From the definition of reality-virtuality continuum by Paul Milgram, human’s experience environments can be classified into four categories: real world(RW), augmented reality(AR), augmented virtuality(AV) and virtual reality(VR) environment.
Recent advancements in the computing capabilities of such devices as Google Glass, Kinect2 and Oculus Rift have drawn people’s attention which had stayed in RW environments to AR, AV and VR environments. Among them, AV services have gained tremendous popularity and have been widely employed in a variety of places such as home and shopping malls with the wide spread of RGB and RGB-D sensors like Kinect2.
AV services provide a user with experience expansion beyond time and space limitation, because the user can be put into any environment in a virtual world. But, the user can be easily distracted when seamless integration between RW objects and virtual worlds is broken. To give a full immersion to the user, it is required to extract a user’s silhouette with high accuracy and every processing must be conducted under real-time constraint.

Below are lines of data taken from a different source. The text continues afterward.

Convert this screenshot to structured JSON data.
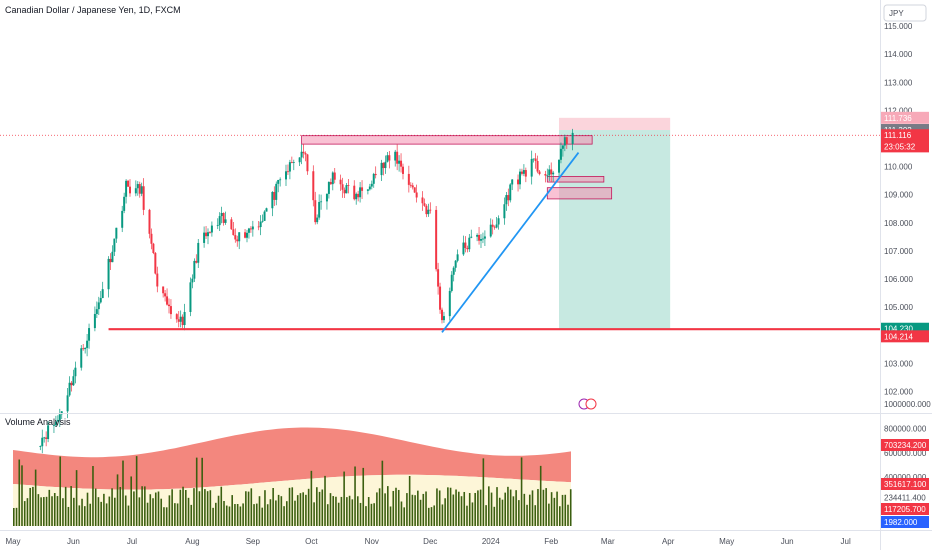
{
  "header": {
    "title": "Canadian Dollar / Japanese Yen, 1D, FXCM",
    "currency_badge": "JPY"
  },
  "chart_data": [
    {
      "type": "candlestick",
      "title": "Canadian Dollar / Japanese Yen, 1D, FXCM",
      "ylim": [
        101.0,
        115.5
      ],
      "y_ticks": [
        "115.000",
        "114.000",
        "113.000",
        "112.000",
        "111.000",
        "110.000",
        "109.000",
        "108.000",
        "107.000",
        "106.000",
        "105.000",
        "104.000",
        "103.000",
        "102.000"
      ],
      "x_ticks": [
        "May",
        "Jun",
        "Jul",
        "Aug",
        "Sep",
        "Oct",
        "Nov",
        "Dec",
        "2024",
        "Feb",
        "Mar",
        "Apr",
        "May",
        "Jun",
        "Jul"
      ],
      "price_path": [
        {
          "date": "2023-05-15",
          "close": 100.3
        },
        {
          "date": "2023-05-24",
          "close": 101.0
        },
        {
          "date": "2023-06-02",
          "close": 102.8
        },
        {
          "date": "2023-06-13",
          "close": 104.9
        },
        {
          "date": "2023-06-22",
          "close": 107.4
        },
        {
          "date": "2023-06-28",
          "close": 109.3
        },
        {
          "date": "2023-07-06",
          "close": 109.1
        },
        {
          "date": "2023-07-14",
          "close": 105.9
        },
        {
          "date": "2023-07-21",
          "close": 104.6
        },
        {
          "date": "2023-07-28",
          "close": 104.6
        },
        {
          "date": "2023-08-04",
          "close": 107.2
        },
        {
          "date": "2023-08-16",
          "close": 108.1
        },
        {
          "date": "2023-08-25",
          "close": 107.5
        },
        {
          "date": "2023-09-05",
          "close": 108.1
        },
        {
          "date": "2023-09-18",
          "close": 109.8
        },
        {
          "date": "2023-09-27",
          "close": 110.6
        },
        {
          "date": "2023-10-03",
          "close": 108.2
        },
        {
          "date": "2023-10-12",
          "close": 109.6
        },
        {
          "date": "2023-10-24",
          "close": 108.9
        },
        {
          "date": "2023-11-03",
          "close": 109.8
        },
        {
          "date": "2023-11-13",
          "close": 110.4
        },
        {
          "date": "2023-11-22",
          "close": 109.2
        },
        {
          "date": "2023-12-01",
          "close": 108.3
        },
        {
          "date": "2023-12-07",
          "close": 104.4
        },
        {
          "date": "2023-12-14",
          "close": 106.8
        },
        {
          "date": "2023-12-21",
          "close": 107.3
        },
        {
          "date": "2024-01-03",
          "close": 107.8
        },
        {
          "date": "2024-01-12",
          "close": 109.4
        },
        {
          "date": "2024-01-22",
          "close": 110.1
        },
        {
          "date": "2024-02-01",
          "close": 109.6
        },
        {
          "date": "2024-02-06",
          "close": 110.6
        },
        {
          "date": "2024-02-12",
          "close": 111.2
        }
      ],
      "price_tags": [
        {
          "value": "111.736",
          "color": "#f7a9b8"
        },
        {
          "value": "111.302",
          "color": "#787b86"
        },
        {
          "value": "111.116",
          "color": "#f23645"
        },
        {
          "value": "23:05:32",
          "color": "#f23645"
        },
        {
          "value": "104.230",
          "color": "#089981"
        },
        {
          "value": "104.214",
          "color": "#f23645"
        }
      ],
      "drawings": {
        "support_level": 104.214,
        "resistance_zone": {
          "from": "2023-09-26",
          "to": "2024-02-22",
          "low": 110.8,
          "high": 111.1
        },
        "demand_zone_1": {
          "from": "2024-01-30",
          "to": "2024-02-28",
          "low": 109.45,
          "high": 109.65
        },
        "demand_zone_2": {
          "from": "2024-01-30",
          "to": "2024-03-03",
          "low": 108.85,
          "high": 109.25
        },
        "trendline": {
          "from": {
            "date": "2023-12-07",
            "price": 104.1
          },
          "to": {
            "date": "2024-02-15",
            "price": 110.5
          }
        },
        "short_position": {
          "from": "2024-02-05",
          "to": "2024-04-02",
          "entry": 111.302,
          "stop": 111.736,
          "target": 104.23
        }
      }
    },
    {
      "type": "area",
      "title": "Volume Analysis",
      "y_ticks": [
        "1000000.000",
        "800000.000",
        "600000.000",
        "400000.000",
        "234411.400"
      ],
      "value_tags": [
        {
          "value": "703234.200",
          "color": "#f23645"
        },
        {
          "value": "351617.100",
          "color": "#f23645"
        },
        {
          "value": "117205.700",
          "color": "#f23645"
        },
        {
          "value": "1982.000",
          "color": "#2962ff"
        }
      ]
    }
  ],
  "colors": {
    "up": "#089981",
    "down": "#f23645",
    "trendline": "#2196f3",
    "zone_fill": "#f48fb1",
    "zone_stroke": "#c2185b",
    "profit_fill": "#c7e9e1",
    "loss_fill": "#fbd5dc",
    "band_fill": "#f3877e",
    "band_inner": "#fdf6d8",
    "volume_bar": "#3b5f10"
  }
}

In this dissertation, we propose fast and accurate foreground segmentation for RGB and RGB-D sensors. Firstly, adaptive mixture of Gaussians(MoGs) with observation masks control is proposed for RGB sensors to handle the stopped objects problem. Secondly, multi-weighted moving average(MWMA) and saliency- and depth-aided segmentation(SDAS) method are proposed for RGB-D sensors to solve flickering on the boundary and data loss on the head and feet of a human body, respectively. The qualitative and quantitative experimental results show that the proposed methods outperforms the previous methods in accuracy with a comparable speed.